P533 Bayesian Data Analysis

Spring 2015: Tu/Th 9:30-10:45am, Room 109 Psych.
Registration information here.

Prof. John K. Kruschke

Success increasing with knowledge of Bayesian data analysis
Figure 1. Why you should enroll.
(Notice that the Bayesian analysis reveals many credible regression lines instead of just one "best" line.) See also these articles.

Overview: P533 is a tutorial introduction to doing Bayesian data analysis. The course is intended to make advanced Bayesian methods genuinely accessible to real graduate students. Advanced undergrads have also taken the course (and survived to tell the tale :-). Figure 1 explains why you should enroll; see also these articles.
    The course covers all the fundamental concepts of Bayesian methods, and works from the simplest models up through hierarchical models applied to various types of data. More details about content are provided below in the context of chapters from the course textbook. If you know some basic stats and want a preview of what Bayesian analysis does, check out this video.
    Students from all fields are welcome and encouraged to enroll. The course uses examples from a variety of disciplines.

Prerequisites: This is not a mathematical statistics course, but some math is unavoidable. If you can handle basic summation notation like Σi xi and integral notation like ∫ x dx, then you're in good shape. You will not need to generate mathematical derivations.
    We will be doing a lot of computer programming in a language called R. R is free and can be installed on any computer. The textbook includes an introductory chapter on R.
    A previous course in traditional statistics or probability can be helpful as background, but is not essential. P533 proceeds independently of traditional ("null hypothesis significance testing") statistical methods.

Book cover.
Textbook: Doing Bayesian Data Analysis, 2nd Edition: A Tutorial with R, JAGS, and Stan, by J. K. Kruschke. Academic Press, 2014.

Table of contents:

  1. What's in this book.
  2. Introduction: Credibility, models, and parameters.
  3. The R programming language.
  4. What is this stuff called probability?
  5. Bayes' rule.
  6. Inferring a binomial probability via exact mathematical analysis.
  7. Markov chain Monte Carlo.
  8. JAGS.
  9. Hierarchical models.
  10. Model comparison and hierarchical modeling.
  11. Null hypothesis significance testing.
  12. Bayesian approaches to testing a point ("null") hypothesis.
  13. Goals, power, and sample size.
  14. Stan.
  15. Overview of the generalized linear model.
  16. Metric predicted variable on one or two groups.
  17. Metric predicted variable with one metric predictor.
  18. Metric predicted variable with multiple metric predictors.
  19. Metric predicted variable with one nominal predictor.
  20. Metric predicted variable with multiple nominal predictor.
  21. Dichotomous predicted variable.
  22. Nominal predicted variable.
  23. Ordinal predicted variable.
  24. Count predicted variable.
  25. Tools in the trunk.

Grading; Homework; Exams: There are homework exercises assigned every week or so. No exams or projects. Grades will be determined by performance on the homework assignments. All assignments are mandatory. There will be penalties for late homework unless you have a cogent excuse. These penalties are designed as an incentive to you because the material is cumulative; the penalties also help keep things fair to all students. If you must be late with an assignment, please notify the professor immediately.

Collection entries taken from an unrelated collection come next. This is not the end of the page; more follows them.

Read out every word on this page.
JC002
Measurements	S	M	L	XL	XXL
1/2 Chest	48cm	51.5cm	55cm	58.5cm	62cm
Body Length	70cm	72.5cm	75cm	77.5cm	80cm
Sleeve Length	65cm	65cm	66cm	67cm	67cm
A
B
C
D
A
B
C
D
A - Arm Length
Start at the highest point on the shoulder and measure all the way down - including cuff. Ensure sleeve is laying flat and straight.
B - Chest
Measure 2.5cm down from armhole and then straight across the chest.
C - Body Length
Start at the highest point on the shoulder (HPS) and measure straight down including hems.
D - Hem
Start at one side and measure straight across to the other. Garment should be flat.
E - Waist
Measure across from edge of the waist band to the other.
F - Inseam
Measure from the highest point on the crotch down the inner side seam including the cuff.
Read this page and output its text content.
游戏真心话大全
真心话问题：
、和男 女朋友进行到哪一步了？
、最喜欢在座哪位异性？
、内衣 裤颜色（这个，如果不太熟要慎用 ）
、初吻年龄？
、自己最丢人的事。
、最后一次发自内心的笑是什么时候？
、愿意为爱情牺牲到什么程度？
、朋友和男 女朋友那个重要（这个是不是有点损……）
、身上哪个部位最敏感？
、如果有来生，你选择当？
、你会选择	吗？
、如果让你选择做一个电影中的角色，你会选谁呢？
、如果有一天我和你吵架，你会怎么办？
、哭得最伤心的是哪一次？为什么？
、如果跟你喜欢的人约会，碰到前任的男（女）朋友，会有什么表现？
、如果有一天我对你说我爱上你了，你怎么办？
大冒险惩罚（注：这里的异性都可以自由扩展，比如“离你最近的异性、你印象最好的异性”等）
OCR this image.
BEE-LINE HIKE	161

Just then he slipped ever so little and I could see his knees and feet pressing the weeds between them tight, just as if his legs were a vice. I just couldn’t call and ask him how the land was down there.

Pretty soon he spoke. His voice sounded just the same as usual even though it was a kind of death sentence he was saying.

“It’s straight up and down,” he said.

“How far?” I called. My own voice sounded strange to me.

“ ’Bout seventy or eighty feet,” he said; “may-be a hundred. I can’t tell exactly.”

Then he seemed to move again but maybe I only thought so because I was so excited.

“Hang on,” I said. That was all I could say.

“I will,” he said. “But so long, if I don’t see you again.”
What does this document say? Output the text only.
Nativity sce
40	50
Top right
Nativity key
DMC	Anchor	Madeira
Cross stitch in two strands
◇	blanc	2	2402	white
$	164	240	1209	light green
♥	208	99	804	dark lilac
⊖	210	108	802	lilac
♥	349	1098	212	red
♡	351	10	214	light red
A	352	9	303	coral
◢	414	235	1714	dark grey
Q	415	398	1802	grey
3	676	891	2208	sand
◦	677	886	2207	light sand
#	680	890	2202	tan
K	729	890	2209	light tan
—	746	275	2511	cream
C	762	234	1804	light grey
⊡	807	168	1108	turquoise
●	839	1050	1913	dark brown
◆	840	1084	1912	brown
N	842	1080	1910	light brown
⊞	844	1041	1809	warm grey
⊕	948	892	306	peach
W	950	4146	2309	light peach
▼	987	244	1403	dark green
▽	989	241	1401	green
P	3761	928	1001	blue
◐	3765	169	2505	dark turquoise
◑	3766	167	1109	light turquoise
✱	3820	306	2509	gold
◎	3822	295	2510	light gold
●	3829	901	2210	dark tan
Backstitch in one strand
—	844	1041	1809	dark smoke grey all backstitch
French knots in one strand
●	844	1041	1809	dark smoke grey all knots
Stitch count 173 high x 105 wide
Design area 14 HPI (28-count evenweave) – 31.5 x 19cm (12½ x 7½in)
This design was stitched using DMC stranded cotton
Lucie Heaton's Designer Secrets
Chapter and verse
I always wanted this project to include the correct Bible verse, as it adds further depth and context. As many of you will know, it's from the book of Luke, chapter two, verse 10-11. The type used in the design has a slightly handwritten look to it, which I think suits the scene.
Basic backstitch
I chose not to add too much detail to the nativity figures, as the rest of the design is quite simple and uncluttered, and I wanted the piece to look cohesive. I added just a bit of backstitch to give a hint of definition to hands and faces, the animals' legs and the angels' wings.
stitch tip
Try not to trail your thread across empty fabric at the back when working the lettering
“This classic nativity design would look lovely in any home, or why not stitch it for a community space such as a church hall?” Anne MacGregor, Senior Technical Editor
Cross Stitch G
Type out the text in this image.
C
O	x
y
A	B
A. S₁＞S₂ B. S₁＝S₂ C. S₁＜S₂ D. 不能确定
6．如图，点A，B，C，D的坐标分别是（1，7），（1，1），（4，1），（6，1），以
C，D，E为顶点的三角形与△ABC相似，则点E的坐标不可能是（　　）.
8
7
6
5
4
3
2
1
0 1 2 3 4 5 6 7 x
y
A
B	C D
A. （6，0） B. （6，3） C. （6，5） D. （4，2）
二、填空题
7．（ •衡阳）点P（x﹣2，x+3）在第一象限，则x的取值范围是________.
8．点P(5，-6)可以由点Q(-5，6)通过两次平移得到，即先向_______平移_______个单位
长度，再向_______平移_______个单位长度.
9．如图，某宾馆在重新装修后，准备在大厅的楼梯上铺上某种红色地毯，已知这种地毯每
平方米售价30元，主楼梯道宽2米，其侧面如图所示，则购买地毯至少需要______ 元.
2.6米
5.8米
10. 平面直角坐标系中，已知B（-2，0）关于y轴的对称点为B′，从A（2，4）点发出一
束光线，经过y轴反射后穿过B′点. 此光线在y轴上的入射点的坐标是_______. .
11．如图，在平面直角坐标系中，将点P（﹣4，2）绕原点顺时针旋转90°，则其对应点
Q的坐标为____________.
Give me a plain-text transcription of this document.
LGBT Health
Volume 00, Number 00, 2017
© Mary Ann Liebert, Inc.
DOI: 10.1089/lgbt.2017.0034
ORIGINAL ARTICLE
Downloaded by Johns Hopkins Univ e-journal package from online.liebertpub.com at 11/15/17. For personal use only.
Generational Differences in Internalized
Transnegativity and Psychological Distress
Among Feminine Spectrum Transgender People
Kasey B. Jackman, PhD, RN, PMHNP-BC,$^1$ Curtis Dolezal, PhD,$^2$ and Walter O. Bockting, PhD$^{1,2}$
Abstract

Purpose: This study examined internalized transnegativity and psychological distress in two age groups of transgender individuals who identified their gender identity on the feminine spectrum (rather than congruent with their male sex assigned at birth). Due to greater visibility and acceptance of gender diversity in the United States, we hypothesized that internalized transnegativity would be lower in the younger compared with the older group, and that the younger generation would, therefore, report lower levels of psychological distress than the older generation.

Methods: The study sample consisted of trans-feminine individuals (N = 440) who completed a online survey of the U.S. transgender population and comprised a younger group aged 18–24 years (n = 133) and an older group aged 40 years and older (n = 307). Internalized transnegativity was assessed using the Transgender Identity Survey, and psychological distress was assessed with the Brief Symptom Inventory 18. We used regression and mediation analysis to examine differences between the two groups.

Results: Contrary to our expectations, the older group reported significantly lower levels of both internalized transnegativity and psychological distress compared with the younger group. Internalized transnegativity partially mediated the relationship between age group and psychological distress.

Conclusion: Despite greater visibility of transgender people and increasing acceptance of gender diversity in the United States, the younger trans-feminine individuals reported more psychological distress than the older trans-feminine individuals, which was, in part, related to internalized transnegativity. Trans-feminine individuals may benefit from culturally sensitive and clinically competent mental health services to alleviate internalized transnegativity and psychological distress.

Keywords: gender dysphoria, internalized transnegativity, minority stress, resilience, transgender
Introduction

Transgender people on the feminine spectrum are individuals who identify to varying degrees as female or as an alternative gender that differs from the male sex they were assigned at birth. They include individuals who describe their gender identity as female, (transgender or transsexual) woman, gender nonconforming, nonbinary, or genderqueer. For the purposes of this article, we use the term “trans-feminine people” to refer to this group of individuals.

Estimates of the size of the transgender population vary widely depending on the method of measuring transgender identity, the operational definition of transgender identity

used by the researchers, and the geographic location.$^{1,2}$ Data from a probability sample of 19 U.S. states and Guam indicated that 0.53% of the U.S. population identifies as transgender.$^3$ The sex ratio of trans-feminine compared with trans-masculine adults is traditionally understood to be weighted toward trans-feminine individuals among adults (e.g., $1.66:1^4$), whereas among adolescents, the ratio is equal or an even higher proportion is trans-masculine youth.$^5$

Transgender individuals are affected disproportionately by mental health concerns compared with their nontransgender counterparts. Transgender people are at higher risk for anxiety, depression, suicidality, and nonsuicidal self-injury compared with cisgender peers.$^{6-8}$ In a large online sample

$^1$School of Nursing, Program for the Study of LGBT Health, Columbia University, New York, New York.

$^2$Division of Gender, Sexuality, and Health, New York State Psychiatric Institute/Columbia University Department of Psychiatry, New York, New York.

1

Discussion: Please discuss the assignments and lectures on Oncourse under the "Forums" link. If you are attending the class but cannot get access to the Oncourse page, please e-mail Prof. Kruschke.

Why go Bayesian? Figure 1 gave one answer, but beyond that, sciences from astronomy to zoology are changing from 20th-century null-hypothesis significance testing to Bayesian data analysis, because Bayesian analysis provides rich information with flexible application to numerous models. Read more:  *Your click on this link constitutes your request to the author for a personal copy of the article exclusively for individual research, and the author's delivery of that copy. Any other use is prohibited.

How does this course (P533/P534) differ from S626? The Dept. of Statistics offers S626, Bayesian theory and data analysis. S626 has a prerequisite of "two statistics courses at the graduate level", and provides a mathematical treatment of Bayesian data analysis. Students are encouraged to consider S626 after taking P533.